At the end of June, there were $6.8 trillion in local currency bonds outstanding in emerging East Asia, which is comprised of the People’s Republic of China (PRC); Hong Kong, China; Indonesia; the Republic of Korea; Malaysia; the Philippines; Singapore; Thailand; and Viet Nam. That was 1.7% more than at the end of March, but a slower growth rate than the 2.9% expansion seen in the first quarter of 2013 with investors now more cautious in the wake of the May announcement from the US Federal Reserve that it will soon start reducing its bond purchases.
Local currency bond issuance also continued in emerging East Asia, but still at a slow pace as some borrowers held back in the face of higher funding costs around the region. There were $827 billion in new bonds sold between April and June, 4.0% more than in January through March, largely thanks to a 26.8% increase in issuance by central governments and agencies.

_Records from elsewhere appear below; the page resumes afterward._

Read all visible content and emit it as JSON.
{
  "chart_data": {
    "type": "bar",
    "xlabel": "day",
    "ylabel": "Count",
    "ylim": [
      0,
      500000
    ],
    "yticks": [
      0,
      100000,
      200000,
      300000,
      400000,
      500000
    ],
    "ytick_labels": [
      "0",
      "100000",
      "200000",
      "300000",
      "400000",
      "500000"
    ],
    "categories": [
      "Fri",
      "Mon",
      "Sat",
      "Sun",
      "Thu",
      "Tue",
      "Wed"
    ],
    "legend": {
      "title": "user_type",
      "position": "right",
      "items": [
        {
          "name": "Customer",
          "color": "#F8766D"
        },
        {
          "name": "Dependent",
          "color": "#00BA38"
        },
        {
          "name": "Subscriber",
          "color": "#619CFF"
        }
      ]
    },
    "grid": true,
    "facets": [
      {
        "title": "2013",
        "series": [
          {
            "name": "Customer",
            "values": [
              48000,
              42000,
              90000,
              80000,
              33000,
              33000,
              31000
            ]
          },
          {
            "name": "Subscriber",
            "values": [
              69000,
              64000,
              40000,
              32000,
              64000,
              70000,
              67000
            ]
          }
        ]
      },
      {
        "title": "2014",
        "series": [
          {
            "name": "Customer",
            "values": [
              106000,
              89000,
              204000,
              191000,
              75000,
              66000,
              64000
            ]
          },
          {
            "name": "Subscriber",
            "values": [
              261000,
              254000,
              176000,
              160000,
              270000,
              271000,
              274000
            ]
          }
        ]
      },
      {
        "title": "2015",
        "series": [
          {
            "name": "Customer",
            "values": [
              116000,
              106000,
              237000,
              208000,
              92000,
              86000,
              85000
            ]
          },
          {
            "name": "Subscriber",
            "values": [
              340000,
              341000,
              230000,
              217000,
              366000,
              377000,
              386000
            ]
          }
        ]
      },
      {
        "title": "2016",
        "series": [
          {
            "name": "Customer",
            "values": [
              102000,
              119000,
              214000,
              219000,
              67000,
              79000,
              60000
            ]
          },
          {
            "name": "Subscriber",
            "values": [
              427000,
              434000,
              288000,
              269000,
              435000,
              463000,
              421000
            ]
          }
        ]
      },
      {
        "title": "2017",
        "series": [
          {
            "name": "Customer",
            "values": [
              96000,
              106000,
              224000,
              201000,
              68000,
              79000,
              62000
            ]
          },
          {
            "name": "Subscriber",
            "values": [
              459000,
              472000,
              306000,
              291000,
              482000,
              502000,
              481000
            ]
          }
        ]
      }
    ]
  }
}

Corporate issuance slumped 20.1% quarter-on-quarter to $168 billion as new bond sales by PRC companies tumbled 48.8%. Excluding the PRC, corporate issuance ticked up 1.4%.
Turmoil in the global financial markets has also made it harder and more expensive for emerging East Asian companies, particularly lower-rated firms, to borrow in the key foreign currencies – US dollars, euros, or yen. After $81 billion in issuance in the first five months of 2013, June and July saw a total of just $7.5 billion raised.
Compared with 1997-1998 when Asia suffered a financial crisis, governments and companies now hold more of their debt in local rather than foreign currency and the debt is now longer-dated than it was, meaning they are less vulnerable to currency depreciation and sudden shifts in borrowing costs and investor appetite.
To build resilience and support growth, the region needs to continue to develop more stable sources of funding, including more foreign direct investment, which tends to be more stable than capital market investment, and encouraging a wider range of bond investors, including pension funds.
Insurance and pension fund investments, guarantees, and greater use of subordinated debt, alongside better project data, could also help channel more funds into transport, energy, telecommunications, and other infrastructure.
Market returns on Asian bonds have fallen sharply so far this year with the iBoxx Pan Asian Index falling 3.5% in US dollar, unhedged terms. Losses were largest in Indonesia, down 17.8% and Singapore, down 7.8%. Only the Philippines and the PRC markets saw gains of 7.5% and 3.1% respectively.